La balade se poursuit dans la sinistre crèche. Maintenant nous sommes flanqués d’un gardien qui ressemble tellement à un gorille que j’ai presque envie d’aller lui acheter des cacahuètes.

Nous allons dans le quartier des condamnés à mort.

Un sale quartier, croyez-moi.

Je juge le moment venu pour brandir mon bréviaire.

S’agit de faire vrai :

Une petite porte…

— C’est là…

Le gardien l’ouvre et je pénètre dans une pièce étroite, plus que sommairement meublée.

Le fils Rolle est là.

C’est un grand garçon, brun, aux yeux clairs et énergiques.

Il est assis sur un escabeau et il semble rêvasser. Ici, les condamnés à mort savent le jour du procès, la date de leur exécution, alors ils ont la possibilité de réfléchir à tous les problèmes de la terre et à ceux du ciel…

Lorsque je pénètre dans sa piaule, il se dresse légèrement.

Un voile passe sur ses yeux. Il a un sourire amer.

Et il me bonnit une brusque tirade en anglais. Comme je n’y entrave que pouic, je hausse les épaules.

— Te casse pas la nénette, fiston, je murmure… J’ai jamais été doué pour les langues étrangères…

Il reste le bec ouvert.

— Vous êtes Français ?

— Aussi Français que des gars qui s’appellent Durand depuis cent seize générations !

Il hausse les épaules.

— L’administration pénitentiaire britannique fait décidément bien les choses, murmure Rolle. Elle offre des aumôniers d’importation à chaque étranger qu’elle va mettre à mort.

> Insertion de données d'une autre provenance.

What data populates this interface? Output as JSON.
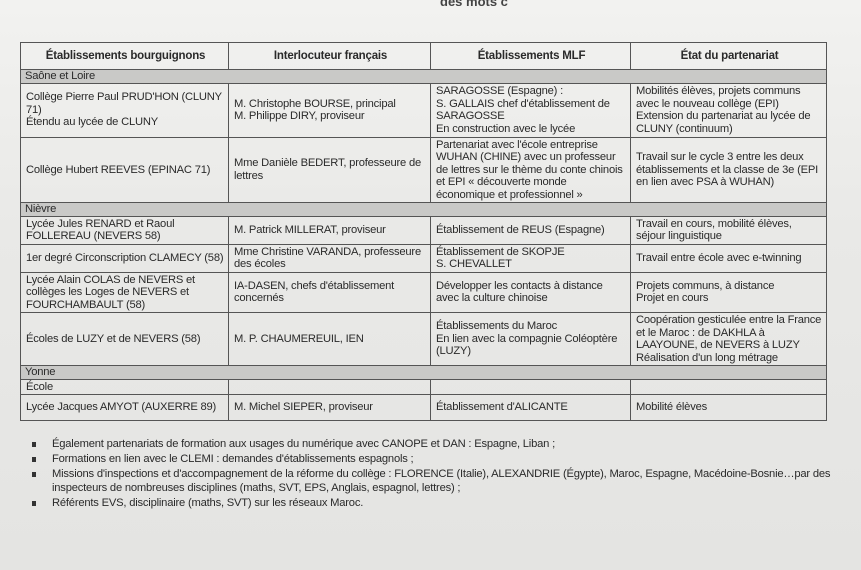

Il n’a pas l’air de se laisser abattre, le garçon. C’est un mec courageux et qui saura crever gentiment.

Je me dirige vers son lit et je m’y assieds.

— C’est gentil d’être venu, ricane-t-il, mais excusez-moi, l’abbé, je m’arrangerai directement avec le Bon Dieu, tout à l’heure. Vous savez ce qu’on dit chez nous : il vaut bien mieux s’adresser au Bon Dieu qu’à ses saints ?

— Je sais, dis-je…

Je soupire…

— Mais ça n’est pas pour vous évangéliser que je suis venu…

— Ah ! non ?

— Non… D’autant que je partage absolument votre point de vue sur la religion…

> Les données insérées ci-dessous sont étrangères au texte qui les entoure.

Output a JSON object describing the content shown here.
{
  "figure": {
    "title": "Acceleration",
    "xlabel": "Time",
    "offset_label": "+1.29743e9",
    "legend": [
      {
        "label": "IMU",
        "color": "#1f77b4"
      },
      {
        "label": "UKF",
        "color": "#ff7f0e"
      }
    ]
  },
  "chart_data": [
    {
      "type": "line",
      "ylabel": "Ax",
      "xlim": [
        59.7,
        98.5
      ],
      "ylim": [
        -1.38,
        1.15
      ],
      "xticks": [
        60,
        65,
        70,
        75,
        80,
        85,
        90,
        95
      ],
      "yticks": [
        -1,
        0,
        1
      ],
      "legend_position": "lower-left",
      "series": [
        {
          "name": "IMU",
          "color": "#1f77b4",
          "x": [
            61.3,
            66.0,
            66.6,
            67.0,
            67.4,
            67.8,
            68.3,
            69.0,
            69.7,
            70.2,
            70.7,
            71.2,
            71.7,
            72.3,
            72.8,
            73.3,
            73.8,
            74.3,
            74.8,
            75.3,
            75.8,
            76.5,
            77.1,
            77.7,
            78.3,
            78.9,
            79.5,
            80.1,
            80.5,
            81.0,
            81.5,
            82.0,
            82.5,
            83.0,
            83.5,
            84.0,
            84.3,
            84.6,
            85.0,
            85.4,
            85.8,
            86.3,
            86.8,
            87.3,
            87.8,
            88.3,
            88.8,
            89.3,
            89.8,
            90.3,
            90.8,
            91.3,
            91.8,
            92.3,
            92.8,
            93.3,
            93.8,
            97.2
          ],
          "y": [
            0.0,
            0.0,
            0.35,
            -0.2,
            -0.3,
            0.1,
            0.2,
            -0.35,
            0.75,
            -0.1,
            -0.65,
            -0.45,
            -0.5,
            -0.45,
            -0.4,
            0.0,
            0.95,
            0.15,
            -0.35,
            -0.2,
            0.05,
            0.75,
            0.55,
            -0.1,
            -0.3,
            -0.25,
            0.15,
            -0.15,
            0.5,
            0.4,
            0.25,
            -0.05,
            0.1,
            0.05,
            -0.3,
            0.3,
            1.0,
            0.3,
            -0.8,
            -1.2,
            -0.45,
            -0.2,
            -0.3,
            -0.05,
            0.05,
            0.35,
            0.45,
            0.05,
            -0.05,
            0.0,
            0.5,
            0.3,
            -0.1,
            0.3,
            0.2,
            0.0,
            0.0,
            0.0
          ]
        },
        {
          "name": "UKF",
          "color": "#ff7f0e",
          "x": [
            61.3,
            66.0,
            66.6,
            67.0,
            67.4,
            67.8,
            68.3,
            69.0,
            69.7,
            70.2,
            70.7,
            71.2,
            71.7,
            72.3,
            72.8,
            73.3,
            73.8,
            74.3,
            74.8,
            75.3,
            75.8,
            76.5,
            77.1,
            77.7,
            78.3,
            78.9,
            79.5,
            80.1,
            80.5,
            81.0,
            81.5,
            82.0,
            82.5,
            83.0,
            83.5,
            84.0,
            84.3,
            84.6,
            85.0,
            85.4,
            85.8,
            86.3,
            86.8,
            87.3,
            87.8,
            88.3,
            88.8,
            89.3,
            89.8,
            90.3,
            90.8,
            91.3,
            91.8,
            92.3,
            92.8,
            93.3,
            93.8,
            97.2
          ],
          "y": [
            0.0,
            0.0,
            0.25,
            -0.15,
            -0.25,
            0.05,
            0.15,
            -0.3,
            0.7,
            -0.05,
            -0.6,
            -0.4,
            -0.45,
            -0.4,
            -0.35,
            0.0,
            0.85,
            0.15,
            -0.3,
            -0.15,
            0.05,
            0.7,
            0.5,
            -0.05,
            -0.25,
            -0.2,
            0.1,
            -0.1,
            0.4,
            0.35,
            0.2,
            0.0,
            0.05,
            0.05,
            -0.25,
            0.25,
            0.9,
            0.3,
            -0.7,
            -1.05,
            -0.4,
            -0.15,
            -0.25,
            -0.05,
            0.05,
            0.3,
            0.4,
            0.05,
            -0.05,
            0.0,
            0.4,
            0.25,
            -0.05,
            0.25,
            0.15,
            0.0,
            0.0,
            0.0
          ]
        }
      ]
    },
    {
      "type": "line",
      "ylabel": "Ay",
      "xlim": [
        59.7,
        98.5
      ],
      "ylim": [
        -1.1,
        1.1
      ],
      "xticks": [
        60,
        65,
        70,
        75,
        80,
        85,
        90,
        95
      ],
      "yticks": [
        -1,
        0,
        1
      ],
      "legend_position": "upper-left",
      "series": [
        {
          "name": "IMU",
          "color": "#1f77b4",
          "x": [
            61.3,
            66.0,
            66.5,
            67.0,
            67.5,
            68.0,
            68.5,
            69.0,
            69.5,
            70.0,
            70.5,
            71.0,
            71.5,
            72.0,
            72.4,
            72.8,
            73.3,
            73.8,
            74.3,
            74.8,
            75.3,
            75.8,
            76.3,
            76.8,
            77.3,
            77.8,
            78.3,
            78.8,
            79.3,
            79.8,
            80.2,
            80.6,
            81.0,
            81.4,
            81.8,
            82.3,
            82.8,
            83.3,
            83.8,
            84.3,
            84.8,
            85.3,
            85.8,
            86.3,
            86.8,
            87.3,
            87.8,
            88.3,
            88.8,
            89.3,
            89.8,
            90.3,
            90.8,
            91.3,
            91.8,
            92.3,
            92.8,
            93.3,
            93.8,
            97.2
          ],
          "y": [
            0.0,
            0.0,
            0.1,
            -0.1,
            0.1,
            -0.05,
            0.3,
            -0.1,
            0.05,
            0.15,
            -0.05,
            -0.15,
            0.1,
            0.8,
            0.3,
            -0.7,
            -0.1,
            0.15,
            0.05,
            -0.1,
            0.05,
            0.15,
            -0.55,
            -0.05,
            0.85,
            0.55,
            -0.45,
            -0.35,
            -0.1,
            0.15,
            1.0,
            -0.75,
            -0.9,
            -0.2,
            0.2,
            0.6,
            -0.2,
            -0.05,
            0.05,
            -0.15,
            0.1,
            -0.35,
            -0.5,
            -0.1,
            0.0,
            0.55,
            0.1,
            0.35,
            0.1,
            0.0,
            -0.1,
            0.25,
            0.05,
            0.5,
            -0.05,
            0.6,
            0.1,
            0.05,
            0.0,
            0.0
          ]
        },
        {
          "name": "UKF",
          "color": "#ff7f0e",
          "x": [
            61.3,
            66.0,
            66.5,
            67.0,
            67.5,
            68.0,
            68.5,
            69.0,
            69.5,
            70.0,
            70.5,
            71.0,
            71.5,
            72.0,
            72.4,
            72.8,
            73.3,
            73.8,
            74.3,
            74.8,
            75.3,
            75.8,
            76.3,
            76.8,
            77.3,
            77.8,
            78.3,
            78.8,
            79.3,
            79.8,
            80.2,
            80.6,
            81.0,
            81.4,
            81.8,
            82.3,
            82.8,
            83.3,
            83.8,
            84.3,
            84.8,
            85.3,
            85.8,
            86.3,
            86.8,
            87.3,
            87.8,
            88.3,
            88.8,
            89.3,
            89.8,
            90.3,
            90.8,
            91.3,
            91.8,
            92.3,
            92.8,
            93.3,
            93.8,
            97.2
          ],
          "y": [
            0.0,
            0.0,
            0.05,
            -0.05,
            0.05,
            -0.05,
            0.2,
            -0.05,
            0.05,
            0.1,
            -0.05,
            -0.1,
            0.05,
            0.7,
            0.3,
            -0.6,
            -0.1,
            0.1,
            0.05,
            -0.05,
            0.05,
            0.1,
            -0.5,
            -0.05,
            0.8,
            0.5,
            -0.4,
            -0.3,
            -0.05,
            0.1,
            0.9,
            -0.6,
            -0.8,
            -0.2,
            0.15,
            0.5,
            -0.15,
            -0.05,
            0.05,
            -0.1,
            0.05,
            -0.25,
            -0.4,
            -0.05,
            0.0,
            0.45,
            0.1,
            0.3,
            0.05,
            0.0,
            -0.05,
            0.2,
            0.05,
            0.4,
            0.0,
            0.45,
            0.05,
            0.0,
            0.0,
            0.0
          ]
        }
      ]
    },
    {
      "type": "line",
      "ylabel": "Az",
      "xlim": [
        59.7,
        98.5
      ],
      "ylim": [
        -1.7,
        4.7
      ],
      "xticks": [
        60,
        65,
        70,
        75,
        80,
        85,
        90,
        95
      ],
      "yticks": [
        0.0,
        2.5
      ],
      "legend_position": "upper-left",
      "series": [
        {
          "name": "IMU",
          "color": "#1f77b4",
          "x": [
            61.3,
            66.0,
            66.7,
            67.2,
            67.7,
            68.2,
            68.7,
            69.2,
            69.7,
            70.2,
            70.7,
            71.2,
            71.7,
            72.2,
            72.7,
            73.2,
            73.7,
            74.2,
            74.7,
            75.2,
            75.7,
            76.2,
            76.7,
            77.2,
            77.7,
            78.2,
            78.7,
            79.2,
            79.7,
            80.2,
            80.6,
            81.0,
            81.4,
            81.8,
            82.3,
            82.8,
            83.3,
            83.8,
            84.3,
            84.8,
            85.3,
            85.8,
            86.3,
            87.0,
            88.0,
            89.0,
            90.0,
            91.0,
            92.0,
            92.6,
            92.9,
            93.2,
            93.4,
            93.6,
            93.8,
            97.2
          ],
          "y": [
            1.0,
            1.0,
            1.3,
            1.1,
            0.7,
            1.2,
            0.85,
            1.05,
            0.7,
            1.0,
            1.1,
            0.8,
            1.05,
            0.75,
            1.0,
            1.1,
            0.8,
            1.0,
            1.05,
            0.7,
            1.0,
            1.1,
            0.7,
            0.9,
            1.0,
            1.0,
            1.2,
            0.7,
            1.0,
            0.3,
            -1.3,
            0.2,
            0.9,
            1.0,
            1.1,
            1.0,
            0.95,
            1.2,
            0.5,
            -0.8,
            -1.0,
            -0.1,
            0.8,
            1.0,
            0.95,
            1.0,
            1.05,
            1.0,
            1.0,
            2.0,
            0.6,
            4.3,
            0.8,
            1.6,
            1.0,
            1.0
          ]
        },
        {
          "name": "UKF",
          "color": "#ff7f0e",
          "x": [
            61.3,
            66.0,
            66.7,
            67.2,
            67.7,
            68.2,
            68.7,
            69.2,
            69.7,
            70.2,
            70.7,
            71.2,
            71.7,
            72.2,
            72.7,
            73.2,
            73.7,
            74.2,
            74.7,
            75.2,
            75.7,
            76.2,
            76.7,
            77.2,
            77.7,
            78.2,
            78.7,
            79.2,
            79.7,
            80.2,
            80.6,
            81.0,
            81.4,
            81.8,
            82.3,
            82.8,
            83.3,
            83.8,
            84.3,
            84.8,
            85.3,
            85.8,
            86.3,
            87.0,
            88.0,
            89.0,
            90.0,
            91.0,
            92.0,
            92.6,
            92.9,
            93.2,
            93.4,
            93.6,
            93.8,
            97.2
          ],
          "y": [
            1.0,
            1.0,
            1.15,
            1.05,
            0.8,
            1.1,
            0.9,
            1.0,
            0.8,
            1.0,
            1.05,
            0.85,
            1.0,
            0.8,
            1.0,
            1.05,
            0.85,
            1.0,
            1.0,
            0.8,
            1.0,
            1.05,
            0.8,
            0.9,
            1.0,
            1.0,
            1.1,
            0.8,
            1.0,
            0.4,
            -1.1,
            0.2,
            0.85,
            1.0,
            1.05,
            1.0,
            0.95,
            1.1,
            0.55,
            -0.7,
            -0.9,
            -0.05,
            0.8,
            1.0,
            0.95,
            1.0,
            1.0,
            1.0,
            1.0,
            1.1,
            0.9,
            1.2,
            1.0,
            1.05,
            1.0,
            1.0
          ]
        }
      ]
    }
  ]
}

Du coup il en prend plein les carreaux…

— Comment cela ?

— Écoute, mon gars, je murmure, c’est pas la peine de t’enchetiber, ce serait pas correct en un pareil moment. Je joue franco : je ne suis pas plus curé que toi tu n’es le pape. Mon blaze est San-Antonio et je suis flic. Ton vieux est un pote de mon chef, c’est ce dernier qui a obtenu des English la permission d’envoyer un curé de chez nous pour t’assister. Seulement, au lieu de te dépêcher un représentant du clergé qui t’aurait cassé les pattes avec ses salades, il a trouvé plus judicieux d’envoyer quelqu’un de chez lui…

L’autre paraît méfiant, soudain. Son regard se plisse.

— Drôle d’idée, fait-il enfin…

Nous nous regardons en silence un certain temps.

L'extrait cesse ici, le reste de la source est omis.